Darf sich mit seinem Verein über die Prämie freuen: SCBV-Trainer Stefan Bürgermeier. – Foto: Max Ziegler

Bonussystem für Amateurvereine: verschiedene Meinungen zu Zuschüssen

SC Baldham-Vaterstetten und TSV Poing erhielten Prämie

Die Vereine aus dem Landkreis Ebersberg haben differenzierte Meinungen zum ‘Bonussystem für Amateurvereine‘ im Fußball-Breitensport. Wir haben uns umgehört.

Landkreis – In der vergangenen Woche erhielten der SC Baldham-Vaterstetten und der TSV Poing überraschend eine positive Nachricht: Insgesamt schüttete der Bayerische Fußballverband zusammen mit dem DFB (Deutscher Fußballbund) 4150 Euro an die beiden Vereine aus. Der finanzielle Zuschuss stammt aus dem „Bonussystem für Amateurvereine“ und wird laut BFV-Pressemitteilung „als Dank und Anerkennung für die Förderung talentierter Nachwuchsspielerinnen und Nachwuchsspieler“ ausgezahlt.
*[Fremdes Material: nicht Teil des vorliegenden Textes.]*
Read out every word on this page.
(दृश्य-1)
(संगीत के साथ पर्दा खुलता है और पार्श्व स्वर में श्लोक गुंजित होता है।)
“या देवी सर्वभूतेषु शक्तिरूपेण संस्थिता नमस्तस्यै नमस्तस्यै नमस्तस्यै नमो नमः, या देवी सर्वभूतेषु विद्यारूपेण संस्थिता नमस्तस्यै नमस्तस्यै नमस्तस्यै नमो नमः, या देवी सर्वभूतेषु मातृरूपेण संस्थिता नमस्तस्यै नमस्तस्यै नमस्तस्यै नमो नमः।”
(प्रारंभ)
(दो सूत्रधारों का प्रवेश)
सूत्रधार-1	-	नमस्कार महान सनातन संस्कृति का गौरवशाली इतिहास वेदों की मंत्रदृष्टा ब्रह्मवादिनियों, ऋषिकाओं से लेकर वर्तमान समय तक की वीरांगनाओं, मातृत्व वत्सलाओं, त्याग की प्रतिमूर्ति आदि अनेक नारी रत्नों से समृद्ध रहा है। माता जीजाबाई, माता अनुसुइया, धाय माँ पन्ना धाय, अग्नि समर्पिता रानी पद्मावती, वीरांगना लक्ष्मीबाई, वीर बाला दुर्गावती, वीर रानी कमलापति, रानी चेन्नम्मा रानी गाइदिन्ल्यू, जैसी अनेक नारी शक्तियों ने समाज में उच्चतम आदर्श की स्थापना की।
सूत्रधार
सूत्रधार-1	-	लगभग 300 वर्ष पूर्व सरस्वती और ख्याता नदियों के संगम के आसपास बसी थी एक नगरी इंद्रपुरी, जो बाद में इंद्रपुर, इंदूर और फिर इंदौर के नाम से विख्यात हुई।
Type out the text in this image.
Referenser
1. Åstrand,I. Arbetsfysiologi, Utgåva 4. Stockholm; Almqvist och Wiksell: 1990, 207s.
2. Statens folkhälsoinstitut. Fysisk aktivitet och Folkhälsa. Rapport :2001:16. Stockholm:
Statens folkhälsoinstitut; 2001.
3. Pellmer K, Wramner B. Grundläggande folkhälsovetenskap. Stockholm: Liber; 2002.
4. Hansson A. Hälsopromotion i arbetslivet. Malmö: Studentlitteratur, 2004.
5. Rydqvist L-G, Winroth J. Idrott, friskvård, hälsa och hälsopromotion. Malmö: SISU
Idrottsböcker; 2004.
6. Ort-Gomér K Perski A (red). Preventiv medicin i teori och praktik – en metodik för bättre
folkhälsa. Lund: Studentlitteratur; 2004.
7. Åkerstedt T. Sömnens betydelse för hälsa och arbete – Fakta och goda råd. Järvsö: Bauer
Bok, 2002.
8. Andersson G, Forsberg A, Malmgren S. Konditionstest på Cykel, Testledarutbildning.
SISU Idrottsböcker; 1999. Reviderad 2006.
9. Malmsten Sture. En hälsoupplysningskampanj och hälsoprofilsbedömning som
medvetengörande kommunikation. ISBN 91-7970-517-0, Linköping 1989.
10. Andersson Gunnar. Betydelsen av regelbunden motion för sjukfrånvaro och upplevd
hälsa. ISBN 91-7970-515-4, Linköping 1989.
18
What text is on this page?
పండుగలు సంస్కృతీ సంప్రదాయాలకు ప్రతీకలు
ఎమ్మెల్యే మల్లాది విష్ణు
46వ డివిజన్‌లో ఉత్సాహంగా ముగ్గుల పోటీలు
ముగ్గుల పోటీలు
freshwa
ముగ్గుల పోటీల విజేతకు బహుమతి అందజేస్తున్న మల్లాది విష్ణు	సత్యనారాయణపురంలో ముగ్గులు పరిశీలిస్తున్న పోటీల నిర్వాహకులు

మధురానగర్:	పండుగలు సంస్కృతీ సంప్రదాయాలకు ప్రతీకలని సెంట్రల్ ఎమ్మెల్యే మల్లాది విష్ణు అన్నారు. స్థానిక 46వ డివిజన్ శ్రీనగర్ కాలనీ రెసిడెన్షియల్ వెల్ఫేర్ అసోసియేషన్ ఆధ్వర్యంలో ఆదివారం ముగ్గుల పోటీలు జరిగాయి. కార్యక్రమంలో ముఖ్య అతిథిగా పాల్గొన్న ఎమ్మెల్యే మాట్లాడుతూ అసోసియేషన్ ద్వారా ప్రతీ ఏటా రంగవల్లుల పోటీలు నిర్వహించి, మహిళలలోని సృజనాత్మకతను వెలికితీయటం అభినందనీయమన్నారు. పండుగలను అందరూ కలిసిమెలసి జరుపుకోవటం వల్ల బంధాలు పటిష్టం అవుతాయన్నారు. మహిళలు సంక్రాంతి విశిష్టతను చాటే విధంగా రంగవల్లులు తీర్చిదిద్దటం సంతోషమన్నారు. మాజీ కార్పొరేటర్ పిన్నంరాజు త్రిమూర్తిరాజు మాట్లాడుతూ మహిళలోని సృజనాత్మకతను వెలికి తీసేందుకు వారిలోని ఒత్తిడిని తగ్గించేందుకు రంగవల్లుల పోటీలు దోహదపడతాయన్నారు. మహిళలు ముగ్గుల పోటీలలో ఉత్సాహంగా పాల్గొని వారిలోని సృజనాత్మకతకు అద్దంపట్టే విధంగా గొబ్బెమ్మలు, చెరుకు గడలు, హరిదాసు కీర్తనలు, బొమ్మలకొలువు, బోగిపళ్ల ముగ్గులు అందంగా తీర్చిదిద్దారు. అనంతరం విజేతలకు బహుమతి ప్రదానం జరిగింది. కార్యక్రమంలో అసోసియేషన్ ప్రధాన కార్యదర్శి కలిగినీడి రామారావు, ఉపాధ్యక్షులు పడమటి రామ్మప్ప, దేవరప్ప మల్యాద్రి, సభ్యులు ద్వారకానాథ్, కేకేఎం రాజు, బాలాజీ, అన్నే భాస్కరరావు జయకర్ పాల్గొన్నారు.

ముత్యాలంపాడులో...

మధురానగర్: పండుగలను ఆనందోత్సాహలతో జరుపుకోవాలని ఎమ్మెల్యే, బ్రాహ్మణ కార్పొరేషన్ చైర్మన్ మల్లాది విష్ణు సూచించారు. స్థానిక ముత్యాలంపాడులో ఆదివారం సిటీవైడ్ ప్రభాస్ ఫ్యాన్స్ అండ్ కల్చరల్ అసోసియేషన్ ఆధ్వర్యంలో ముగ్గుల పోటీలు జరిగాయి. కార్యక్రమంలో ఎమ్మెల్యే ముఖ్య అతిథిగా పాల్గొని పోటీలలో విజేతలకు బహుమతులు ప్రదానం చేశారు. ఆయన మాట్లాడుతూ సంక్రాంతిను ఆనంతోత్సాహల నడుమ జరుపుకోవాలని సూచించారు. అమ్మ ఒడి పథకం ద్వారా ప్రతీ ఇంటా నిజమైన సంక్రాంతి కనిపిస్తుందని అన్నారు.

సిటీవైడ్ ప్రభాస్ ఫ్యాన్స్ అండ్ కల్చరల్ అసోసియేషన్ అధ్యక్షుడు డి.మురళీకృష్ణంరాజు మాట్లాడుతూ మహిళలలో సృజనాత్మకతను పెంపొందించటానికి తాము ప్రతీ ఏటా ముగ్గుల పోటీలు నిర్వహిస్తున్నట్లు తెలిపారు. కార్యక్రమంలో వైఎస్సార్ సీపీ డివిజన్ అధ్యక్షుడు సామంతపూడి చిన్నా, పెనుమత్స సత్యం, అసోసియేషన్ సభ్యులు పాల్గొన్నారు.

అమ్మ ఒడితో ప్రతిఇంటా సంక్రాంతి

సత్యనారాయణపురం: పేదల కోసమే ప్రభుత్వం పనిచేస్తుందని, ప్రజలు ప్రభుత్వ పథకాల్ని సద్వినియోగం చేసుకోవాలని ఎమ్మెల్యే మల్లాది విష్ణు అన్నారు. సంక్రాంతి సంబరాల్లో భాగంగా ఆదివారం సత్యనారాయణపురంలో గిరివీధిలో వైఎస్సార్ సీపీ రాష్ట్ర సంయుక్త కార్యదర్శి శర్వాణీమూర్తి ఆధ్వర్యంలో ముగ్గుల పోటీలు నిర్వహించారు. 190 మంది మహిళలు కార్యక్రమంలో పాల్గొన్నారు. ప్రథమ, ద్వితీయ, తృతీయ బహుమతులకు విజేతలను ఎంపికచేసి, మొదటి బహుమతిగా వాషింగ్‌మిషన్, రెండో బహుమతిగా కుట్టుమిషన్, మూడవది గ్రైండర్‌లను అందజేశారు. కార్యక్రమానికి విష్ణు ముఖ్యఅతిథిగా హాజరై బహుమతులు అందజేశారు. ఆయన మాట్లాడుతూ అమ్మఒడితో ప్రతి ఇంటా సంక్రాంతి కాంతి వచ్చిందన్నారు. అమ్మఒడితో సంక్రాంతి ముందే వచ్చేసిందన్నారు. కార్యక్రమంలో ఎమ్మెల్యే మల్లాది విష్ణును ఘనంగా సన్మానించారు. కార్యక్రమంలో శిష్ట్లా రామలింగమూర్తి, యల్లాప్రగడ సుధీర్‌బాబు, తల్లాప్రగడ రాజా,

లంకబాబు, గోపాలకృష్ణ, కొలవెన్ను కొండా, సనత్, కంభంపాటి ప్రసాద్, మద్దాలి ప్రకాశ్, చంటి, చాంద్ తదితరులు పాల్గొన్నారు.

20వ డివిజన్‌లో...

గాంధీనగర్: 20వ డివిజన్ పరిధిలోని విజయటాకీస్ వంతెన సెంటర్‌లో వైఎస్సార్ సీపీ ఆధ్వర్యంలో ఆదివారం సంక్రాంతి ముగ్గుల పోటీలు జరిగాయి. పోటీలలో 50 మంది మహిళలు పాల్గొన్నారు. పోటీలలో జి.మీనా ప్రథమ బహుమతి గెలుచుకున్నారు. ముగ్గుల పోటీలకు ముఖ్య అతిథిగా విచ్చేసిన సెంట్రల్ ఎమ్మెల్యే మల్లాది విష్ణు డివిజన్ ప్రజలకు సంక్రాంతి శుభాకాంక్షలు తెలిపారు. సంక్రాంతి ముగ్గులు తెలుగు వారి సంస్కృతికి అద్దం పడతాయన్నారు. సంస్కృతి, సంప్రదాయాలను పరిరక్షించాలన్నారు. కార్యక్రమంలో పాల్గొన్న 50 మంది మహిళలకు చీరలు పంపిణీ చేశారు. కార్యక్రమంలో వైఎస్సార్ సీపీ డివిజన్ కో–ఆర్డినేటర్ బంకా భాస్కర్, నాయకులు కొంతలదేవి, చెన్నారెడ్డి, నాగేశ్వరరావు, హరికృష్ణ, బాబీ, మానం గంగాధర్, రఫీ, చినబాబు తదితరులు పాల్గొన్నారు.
Voraussetzung ist, dass die Spieler*innen mindestens zwei Spielzeiten bei einem Verein aktiv waren. Sowohl der SC Baldham-Vaterstetten als auch der TSV Poing erhielten die Förderung, weil Nationalspielerin Annika Wohner dort gespielt hatte. Die Verantwortlichen der beiden Landkreisvereine zeigten sich dankbar, schließlich seien zuletzt Einnahmen wegen ausgefallener Turniere weggebrochen.

Nicht jeder Aktive im Fußball-Breitensport sieht das „Bonussystem für Amateurvereine“ gerecht. Hauptkritikpunkt: Möchte man den Breitensport in Amateurvereinen fördern, gebe es bessere Möglichkeiten, als dies von „großen Karrieren“, wie es in der BFV-Pressemitteilung heißt, abhängig zu machen.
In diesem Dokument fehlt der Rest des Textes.